The roads taken: Establishing real and substantial connection for journey claims
- Newsletter Article
- Published 16.12.2024
La Macchia v MCS Holdings (Australia) Pty Ltd (NSWPIC 2024)
Key Takeaways
In this recent decision, the NSW Personal Injury Commission (PIC) examined the real and substantial connection requirement in s10 (3A) of the Workers Compensation Act 1987.
For a personal injury received by a worker on any journey between their place of abode and employment to be compensable, the worker must establish that there is ‘more than a tenuous link’ between the accident and the worker’s duties.
Brief Facts
At the time of the injury, the worker was employed as a disability support worker on a casual basis. She was required to use her own car to travel to and from places of work as rostered. It was also a part of her duties to transport clients when necessary/approved.
On 26 December 2020, the worker was assigned to attend a client’s home to provide overnight support services. On her way to work, the worker’s vehicle ‘left the roadway, became airborne and collided heavily with the ground’.
The worker sustained injuries to her lumbar spine and submitted a claim for weekly benefits. The employer disputed the worker’s claim on the basis that her injuries from the motor vehicle employment and the worker was merely travelling to work.
The worker filed an Application to Resolve a Dispute in the PIC, and gave evidence that a micro sleep caused her car to leave the roadway.
Judgment
The member found the worker’s evidence did not establish that there was work-related fatigue which caused the micro sleep. There was no specialist medical evidence and the worker’s own evidence provided that she ‘did not feel tired’ having had ‘a good 12-hour rest’ and that there ‘was no reason for [her] to feel tired despite having a big week at work’. Accordingly, the Member was not satisfied that the worker’s employment was the contributing cause of the accident.
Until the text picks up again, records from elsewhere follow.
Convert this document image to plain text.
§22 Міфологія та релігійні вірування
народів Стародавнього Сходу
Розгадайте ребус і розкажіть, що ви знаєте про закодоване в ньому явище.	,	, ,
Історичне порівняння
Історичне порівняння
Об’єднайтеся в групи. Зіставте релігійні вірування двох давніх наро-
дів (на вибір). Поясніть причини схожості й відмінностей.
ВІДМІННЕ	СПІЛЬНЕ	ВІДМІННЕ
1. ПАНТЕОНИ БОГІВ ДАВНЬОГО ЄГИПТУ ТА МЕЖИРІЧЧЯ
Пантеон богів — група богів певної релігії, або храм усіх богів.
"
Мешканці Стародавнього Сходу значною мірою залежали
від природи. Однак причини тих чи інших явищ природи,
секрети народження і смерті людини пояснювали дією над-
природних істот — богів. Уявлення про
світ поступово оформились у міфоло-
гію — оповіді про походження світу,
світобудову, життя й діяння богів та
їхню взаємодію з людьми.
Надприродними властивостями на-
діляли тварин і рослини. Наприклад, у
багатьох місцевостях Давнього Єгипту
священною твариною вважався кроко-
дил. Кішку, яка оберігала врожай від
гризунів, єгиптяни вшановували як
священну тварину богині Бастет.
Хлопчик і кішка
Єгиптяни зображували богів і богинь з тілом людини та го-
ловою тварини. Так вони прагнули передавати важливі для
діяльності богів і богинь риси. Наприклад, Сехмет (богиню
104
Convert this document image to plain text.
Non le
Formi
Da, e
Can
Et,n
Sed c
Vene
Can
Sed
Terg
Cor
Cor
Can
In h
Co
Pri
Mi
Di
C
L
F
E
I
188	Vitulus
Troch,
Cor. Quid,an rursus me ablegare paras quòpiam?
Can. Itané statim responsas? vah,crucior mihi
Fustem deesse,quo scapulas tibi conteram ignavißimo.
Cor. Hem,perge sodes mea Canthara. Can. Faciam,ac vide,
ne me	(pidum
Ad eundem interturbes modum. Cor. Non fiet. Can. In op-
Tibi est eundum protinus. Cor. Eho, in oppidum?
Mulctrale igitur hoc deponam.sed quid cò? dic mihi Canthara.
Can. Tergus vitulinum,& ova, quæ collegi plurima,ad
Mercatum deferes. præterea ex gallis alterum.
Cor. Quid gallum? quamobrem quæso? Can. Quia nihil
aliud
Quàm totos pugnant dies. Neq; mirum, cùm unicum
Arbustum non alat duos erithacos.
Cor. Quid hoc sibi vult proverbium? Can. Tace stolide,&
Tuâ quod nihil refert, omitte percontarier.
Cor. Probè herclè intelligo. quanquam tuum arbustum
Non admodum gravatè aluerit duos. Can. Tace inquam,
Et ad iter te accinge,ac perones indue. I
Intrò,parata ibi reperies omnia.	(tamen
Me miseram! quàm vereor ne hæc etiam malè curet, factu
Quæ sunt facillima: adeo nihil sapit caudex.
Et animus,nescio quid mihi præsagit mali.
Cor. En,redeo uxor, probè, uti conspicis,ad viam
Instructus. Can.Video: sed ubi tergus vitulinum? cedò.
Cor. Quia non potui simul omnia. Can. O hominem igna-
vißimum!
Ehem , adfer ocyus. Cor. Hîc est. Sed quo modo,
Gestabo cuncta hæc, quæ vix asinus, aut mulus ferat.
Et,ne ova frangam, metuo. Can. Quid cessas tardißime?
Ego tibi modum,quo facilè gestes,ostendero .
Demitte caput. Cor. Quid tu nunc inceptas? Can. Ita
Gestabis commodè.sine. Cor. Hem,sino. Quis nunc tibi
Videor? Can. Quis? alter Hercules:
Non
The Member accepted that although the accident would not have occurred but for the worker driving to work, this alone was not enough to satisfy the ‘real and substantial connection’ requirement. He emphasized that a relationship between the worker’s duties, as a disability support worker, and the car accident must be established.
The Member accepted the worker’s employment did require her to have a car in order to commence work, but he did not accept that it was essential to her ‘actual work functions’. He considered that if it were to be accepted that workers required cars to facilitate certain essential functions of their employment, this would contradict the limiting effect of s10(3A).
On this basis, the Member found that no ‘real and substantial connection’ between the accident and the worker’s employment had been established, and accordingly the injury was not compensable.
Implications
This decision confirms that in order to establish liability for an injury on a journey, there must be something of substance that links the worker’s employment to the accident. The connection between employment and an accident is difficult to establish but this decision demonstrates that the connection is not limited to being causative.
This matter also highlights that merely requiring a car for purposes, such as attending work, is not enough to satisfy the requirements of s10 (3A). Instead, the connection can be established if the accident was related to the worker’s tasks and duties.